SmarterChild was an instant messaging bot that you could chat with and it respond with information or sassy quips. If you had an AIM account in the mid-to-late 90s, you might remember it. You’d ask it to define words for you, or find movie listings, or – if you were a juvenile teen at the time -- obnoxiously curse at him while it demanded an apology. Sorry SmarterChild. Microsoft bought the company in 2002 and ultimately shut it down in 2009.

Hoffer is now the cofounder and president of AB2, a company focused on voice recognition for social networking apps. In a first-ever interview with the press about SmarterChild and its origins, I chatted with Hoffer today to see what makes good creative material for an artificially intelligent bot, the dangers of striking the wrong tone and what helps make a bot feel lifelike.

PandoDaily: What should Apple keep in mind when looking for Siri writers?

Hoffer: I think you have a couple of problems there. Once we dealt to Microsoft, we translated our system to nine or 10 languages. And so you need to have multiple writers because things that are interesting in English aren’t necessarily interesting in Mandarin. So one problem is the internationalization of the personality.

The second problem is finding writers that can strike the correct balance between being helpful and being funny or amusing. And if we were all funny and amusing, we’d all be writers.

The third problem is, you hamstring your creative talent because you need to define a personality where, if you slide the bar to too much sarcasm, you run the risk of being too offensive. And today, there’s no ability to trim that down on Siri. You can’t tell it how sarcastic you want it to be.

So what kind of tone does Apple need to strike?

You have the all problems of creating a character for the mass market. And the problem with creating a character for the mass market is, if you drive in the center of the road, you get hit by a car going in one direction or another. So, popular characters who are famous declare one side or other of the personality divide. So you can be very popular if you’re really, really sarcastic, for example. But only with about half the people. You can be popular if you’re really serious, but only with about half the people. So to create this namby-pamby generic character is very difficult.

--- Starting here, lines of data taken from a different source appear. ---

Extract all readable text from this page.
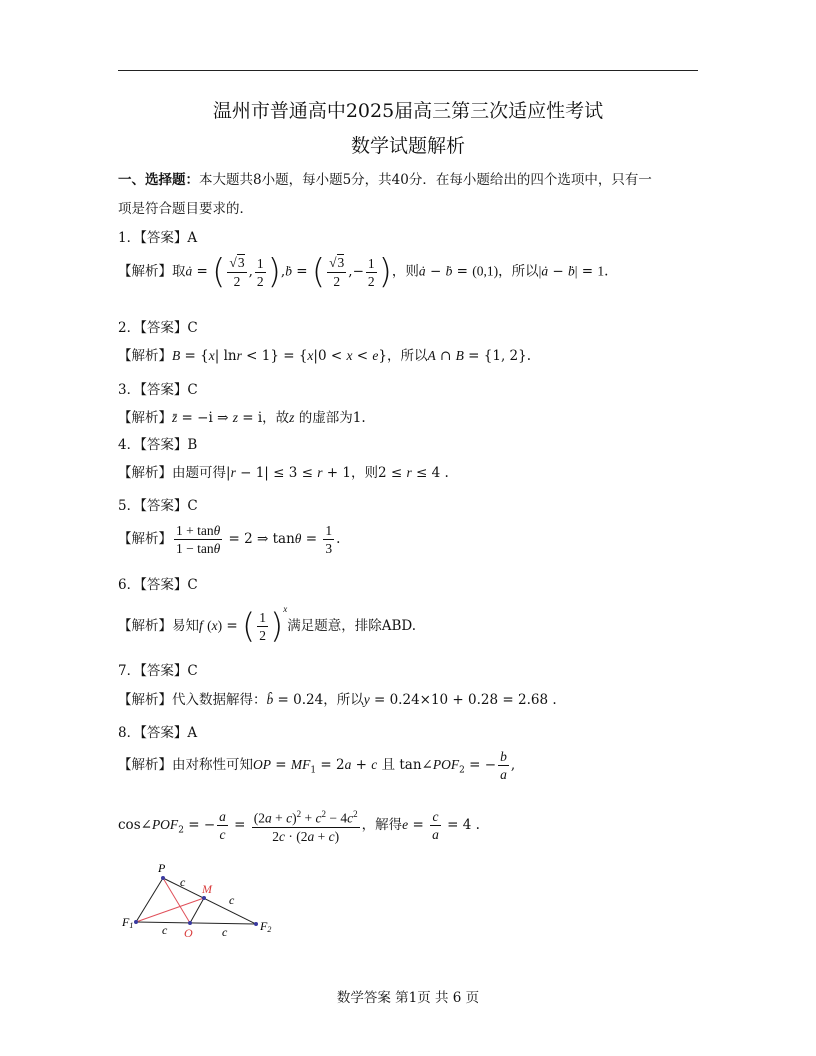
温州市普通高中2025届高三第三次适应性考试
数学试题解析
一、选择题：本大题共8小题，每小题5分，共40分．在每小题给出的四个选项中，只有一
项是符合题目要求的．
1．【答案】A
【解析】取ȧ = ( $\frac{√3}{2}$ , $\frac{1}{2}$ ),ḃ = ( $\frac{√3}{2}$ ,− $\frac{1}{2}$ )，则ȧ − ḃ = (0,1)，所以|ȧ − ḃ| = 1.
2．【答案】C
【解析】B = {x| lnr < 1} = {x|0 < x < e}，所以A ∩ B = {1, 2}.
3．【答案】C
【解析】z̄ = −i ⇒ z = i，故z 的虚部为1.
4．【答案】B
【解析】由题可得|r − 1| ≤ 3 ≤ r + 1，则2 ≤ r ≤ 4 .
5．【答案】C
【解析】 $\frac{1 + \tan\theta}{1 - \tan\theta} = 2$ ⇒ $\tan\theta = \frac{1}{3}$ .
6．【答案】C
【解析】易知f (x) = ( $\frac{1}{2} )^x$满足题意，排除ABD.
7．【答案】C
【解析】代入数据解得：b̂ = 0.24，所以y = 0.24×10 + 0.28 = 2.68 .
8．【答案】A
【解析】由对称性可知OP = $MF_1 = 2a + c$ 且 $\tan\angle POF_2$ = − $\frac{b}{a}$ ,
$\cos\angle POF_2$ = − $\frac{a}{c} = \frac{(2a + c)^2 + c^2 - 4c^2}{2c \cdot (2a + c)}$ ，解得$e = \frac{c}{a} = 4$ .
P
M
F1
O	F2
c
c
c	c
数学答案 第1页 共 6 页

You also can’t make it too artificially intelligent, or you introduce what’s called the uncanny chasm. That is, there’s a point at which a robot becomes uncomfortably creepy. It knows you too well. We had this application we developed called Knock Knock, and nobody ever let us launch it. One of the things that Siri doesn’t do is ever initiate the conversation. But that’s not how your friends behave. They message you all the time. So we had a robot that tells you knock knock jokes. We tried it on AOL – freaked people out.

What was your audience like?

We made SmarterChild a little sardonic and sarcastic, which is why the market we ended up capturing was the youth market. It skewed heavily young, like 70 or 80 percent teens. We launched on AOL AIM, Yahoo Messenger and MSN Messenger. And we would see traffic spike when it turned 3 p.m. on the coasts and all the teenagers were getting out of school.

We suspect Siri is appealing to the same sort of people. For example, my 13-year-old daughter loves Siri. I don’t particularly like it, because I don’t find it particularly helpful. Creating a personality for Siri is an ongoing struggle for Apple, on top of the struggle they have with natural language recognition.

What are some of the struggles dealing with younger users?

I had friends that were involved deeply in story at places like Pixar, and I relied on them to consult. And there were times when we still went over the line. One of the things people liked to do with SmarterChild, and delighted in, was trying to have it consent to having sexual relations with them. And that was an ongoing fight, because you could trick the bot. So one of the things you can’t do is have it repeat back what the consumer says. If you do, it might repeat back a phrase you might not have caught in your cache filter that’s very inappropriate.

But Apple has users all across the board.

Yes, that’s why I believe there can’t only ever be one bot. My reason is that, on the one hand you have characters like Bart Simpson or Bugs Bunny. Those characters have immensely popular personalities. But they don’t have 100 percent appeal. So you have to begin to create a range of personalities that are popular in certain niches.